München: Traditionsgeschäft Klavier Hirsch zieht um - nach 104 Jahren

Die Traditionsfirma Klavier Hirsch residiert seit 1914 am Sendlinger- Tor-Platz. Jetzt zieht der Laden um nach Obergiesing.
Bettina Funk |
X
Sie haben den Artikel der Merkliste hinzugefügt.
zur Merkliste
Merken
0  Kommentare
lädt ... nicht eingeloggt
Teilen  AZ bei Google News
Direkt am Sendlinger-Tor-Platz, am Eck zur Lindwurmstraße ist das Traditionsgeschäft - noch.
Google Earth 3 Direkt am Sendlinger-Tor-Platz, am Eck zur Lindwurmstraße ist das Traditionsgeschäft - noch.
1914: Umzug in den nagelneuen Laden am Sendlinger Tor.
Archiv Klavier Hirsch 3 1914: Umzug in den nagelneuen Laden am Sendlinger Tor.
1888: Die Keimzelle des Geschäfts war am Färbergraben.
Klavier Hirsch Archiv 3 1888: Die Keimzelle des Geschäfts war am Färbergraben.

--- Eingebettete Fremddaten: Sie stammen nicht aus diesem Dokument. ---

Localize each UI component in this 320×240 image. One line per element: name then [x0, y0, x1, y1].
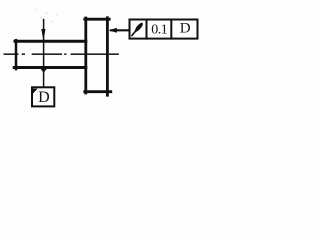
datum triangle (filled, on shaft bottom line): [39, 67, 48, 73]
svg-text:0.1: 0.1: [151, 23, 168, 38]
svg-text:D: D: [180, 21, 191, 37]
frame divider 1: [146, 19, 148, 40]
frame divider 2: [170, 19, 172, 40]
leader arrowhead (points left at flange right edge): [109, 28, 117, 33]
datum box: [32, 87, 54, 106]
leader wire (to feature control frame): [110, 29, 130, 31]
shaft outline (small cylinder): [14, 40, 86, 69]
dimension arrowhead (points down onto shaft top line): [41, 29, 45, 41]
flange outline (large cylinder): [85, 18, 111, 95]
corner blob (ink mark inside datum box): [32, 89, 37, 95]
noise specks: [35, 9, 58, 23]
circular runout symbol (slanted arrow): [131, 22, 144, 37]
dimension line (vertical through shaft at datum): [43, 19, 45, 88]
centerline (shaft axis, dash-dot): [4, 53, 119, 55]
svg-text:D: D: [38, 89, 50, 106]
feature control frame: [130, 20, 198, 39]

Isarvorstadt - Seit 104 Jahren werden bei Klavier Hirsch am Sendlinger Tor Klaviere und Flügel verkauft. Zu den Kunden gehörten (und gehören) unter anderem Udo Jürgens, Peter Maffay, Jazzpianist Oscar Peterson oder Phil Collins. Jetzt aber steht ein großer Umzug bevor.

Bereits vor 130 Jahren, im Jahr 1888, eröffnete der Klavierbauer Georg Oetter in der Fürstenfelder Straße sein erstes Geschäft. Der tat sich dann einige Jahre später mit Carl Hirsch zusammen – und der Klavierladen konnte in die Räume am Sendlinger-Tor-Platz ziehen. Zum Laden gehörte schon damals eine Werkstatt, in der Klaviere und Flügel repariert und restauriert wurden.

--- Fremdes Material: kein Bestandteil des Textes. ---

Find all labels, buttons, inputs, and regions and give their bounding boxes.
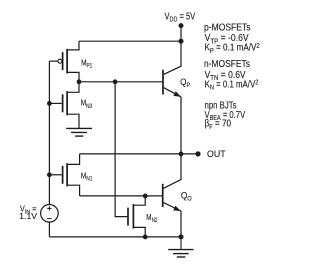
svg-text:p-MOSFETs: p-MOSFETs — [204, 22, 251, 33]
svg-text:MN2: MN2 — [146, 212, 158, 224]
svg-text:MN1: MN1 — [81, 170, 93, 182]
svg-text:MN3: MN3 — [81, 98, 93, 110]
svg-text:QP: QP — [180, 77, 190, 89]
svg-text:MP1: MP1 — [81, 58, 93, 70]
svg-text:OUT: OUT — [207, 149, 226, 159]
svg-text:VDD = 5V: VDD = 5V — [165, 11, 196, 23]
svg-text:βF = 70: βF = 70 — [205, 119, 232, 131]
svg-text:n-MOSFETs: n-MOSFETs — [204, 59, 250, 70]
svg-text:QO: QO — [181, 191, 192, 203]
svg-text:1.1V: 1.1V — [19, 212, 38, 221]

1933 starb Carl Hirsch und seine Ehefrau Elisabeth führte das Unternehmen bis zu ihrem Tod 1941 weiter. Während des Weltkrieges wurde das Geschäft kommissarisch durch einen Prokuristen geleitet, da sich der Sohn Anton Hirsch im Kriegsdienst befand. 1945 zerstörte dann eine Brandbombe große Teile des Gebäudes – seither hat das Haus ein Stockwerk weniger. Die im Geschäft gelagerten Instrumente waren nach dem Krieg aber allesamt verbrannt.

Ein echtes Familienunternehmen

Als Anton Hirsch aus der Kriegsgefangenschaft zurückkehrte, machte er sich an den Wiederaufbau des Ladens, und so wurde dieser bald wieder das zweitgrößte Klavierunternehmen Münchens. 1983 starb Anton Hirsch und seine Frau Verene Hirsch übernahm die Firma. 1989 traten dann die beiden Kinder von Anton und Verena Hirsch in das Familienunternehmen ein. Tochter Elisabeth ist gelernte Bankkauffrau, ihr Bruder Carl ist Klavierbauer. Gleichzeitig baute die Familie den Kundendienst und die Werkstätten aus. Seit 2013 arbeiten auch die beiden älteren Söhne von Carl Hirsch, der Musikfachhändler Christian und der Klavierbauer Maximilian, im Unternehmen mit. 2014 kam dann auch der dritte Sohn, Klavierbauer Andreas Hirsch, hinzu. Es arbeiten also mittlerweile drei Generationen neben- und miteinander in der Werkstatt und im Ladengeschäft.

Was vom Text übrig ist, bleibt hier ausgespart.